Yosuke, qui a perdu son travail, quitte Tokyo pour se rendre dans la ville portuaire de Noto, où il espère trouver le trésor dont lui a parlé un ami récemment décédé. En arrivant sur place il rencontre Saeko, une jeune femme dont il tombe rapidement amoureux et découvre peu à peu ses secrets...
« De l'eau tiède sous un pont rouge » est le dernier long métrage de Shohei Imamura (double palme d'or). On y retrouve Koji Yakusho et Misa Shimizu, déjà vus dans « L'anguille », dans une fable romantique aux accents philosophiques avec une bande-son qui vous restera dans la tête pendant longtemps. Disparu en 2006 à l’âge de 79 ans, Shôhei Imamura resta un réalisateur prolifique qui incarna à lui tout seul la nouvelle vague, s’amusant de ses sujets les transformants en des œuvres touchantes, parfois drôles, parfois tragique mais toujours avec un sens inné de la narration. Doublement palmé à Cannes en 1986 pour « La Balade de Narayama », dans lequel une vieille femme part pour un périple dont la fin sera sa propre mort, puis en 1997 pour « L’Anguille » où il suit le parcours d’un homme libéré de prison après une peine infligée pour le meurtre de sa femme et qui va devoir à réapprendre à se connecter avec le monde.
Et tout le cinéma de Shôhei Imamura peut se résumer dans ces personnages en marge de la société qui vont, alors partir dans une sorte d’errance qui va bouleverser leurs vies et les faire retrouver une voie perdue et un espoir que l’on ne croyait plus possible. Avec « De L’eau Tiède sou un pont Rouge » son dernier film, le réalisateur s’amuse avec une fable doucement érotique, où un homme en rupture avec la société va partir pour un voyage à la recherche d’un trésor et va y faire la rencontre d’une femme ayant la particularité de se remplis d’eau et de ne pouvoir l’évacuer que par le plaisir celui de la cleptomanie mais surtout celui du sexe. Une particularité qui la met aux bans de la société et la soumet à toutes les rumeurs et envies les plus nauséabondes. La rencontre de ces deux êtres en errances ne pouvait être qu‘inévitable. D’autant que les intentions des deux sont pures et que la fable pour se conclure par le fait que le plus grand trésor de ce pont rouge est cet amour qui finit par unir les deux personnages principaux.

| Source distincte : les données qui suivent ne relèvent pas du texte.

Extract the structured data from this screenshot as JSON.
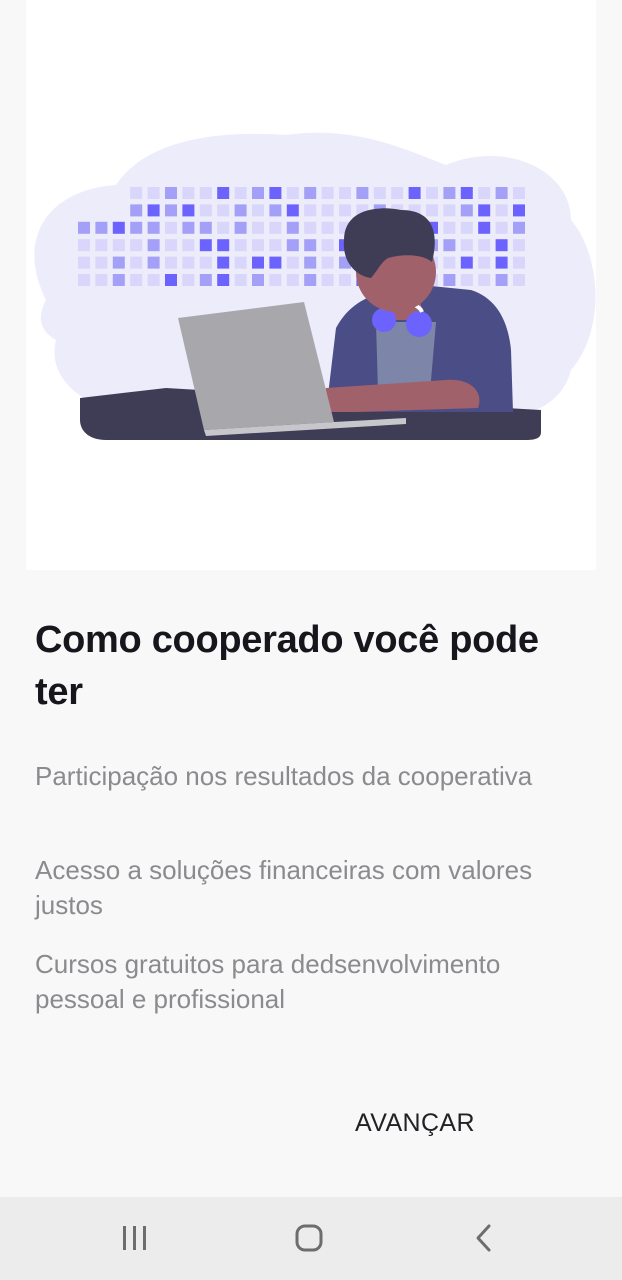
{
  "onboarding": {
    "title": "Como cooperado você pode ter",
    "benefits": [
      "Participação nos resultados da cooperativa",
      "Acesso a soluções financeiras com valores justos",
      "Cursos gratuitos para dedsenvolvimento pessoal e profissional"
    ],
    "next_label": "AVANÇAR"
  },
  "illustration": {
    "subject": "person-working-on-laptop",
    "colors": {
      "cloud": "#ececfb",
      "tile_light": "#d8d6fb",
      "tile_mid": "#a49ff7",
      "tile_dark": "#6c63ff",
      "hair": "#3f3d56",
      "skin": "#a0616a",
      "jacket": "#4b4d86",
      "shirt": "#7d86a8",
      "headphones": "#6c63ff",
      "laptop": "#a8a8ac",
      "desk": "#3f3d56"
    }
  },
  "navbar": {
    "recent_icon": "recent-apps-icon",
    "home_icon": "home-icon",
    "back_icon": "back-icon"
  },
  "colors": {
    "background": "#f8f8f8",
    "title": "#16161c",
    "body_text": "#8b8b8f",
    "navbar": "#ececec"
  }
}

Avec un certain goût pour l’humour et pour l’érotisme sage, le réalisateur parle aussi bien des Femmes fontaines que de l’amour ou de la société nipponnes et ses êtres en errances. A un âge avancé Imamura n’a rien perdu de sa subtilité et chaque plan peut être disséqué afin d’y trouver des sens cachés, mais surtout une précision visuelle et narrative redoutablement efficace qui viennent confirmer, si besoin en était toute la beauté d’une carrière qui n’aura jamais souffert de perte de qualité et su garder une ligne de conduite toujours tournée vers ses personnages et son histoire. Avec sa propre signature, Imamura film les environnements, les acteurs avec la même précision et tous participent à un tableau chaque fois plus captivant et hypnotisant que l’autre.
Et d’ailleurs le duo d’acteurs assez iconoclaste participe à cette œuvre entre fable et comédie où tout semble décalé. Koji Yakusho (Perfect Days), déjà présent dans « L’Anguille » n’est pas, à proprement parlé, l’image que l’on se fait d’un acteur sensuel et captivant par sa beauté. Mais son jeu et sa palette d’émotions, tellement large, rendent son personnage précis et touchant. Misa Shimizu (L’Anguille), autre actrice ayant déjà travaillé avec le maitre, donne une autre dimension à son personnage de femme se remplissant d’eau, avec une fraicheur de jeu et une sorte d’innocence d’une justesse remarquable.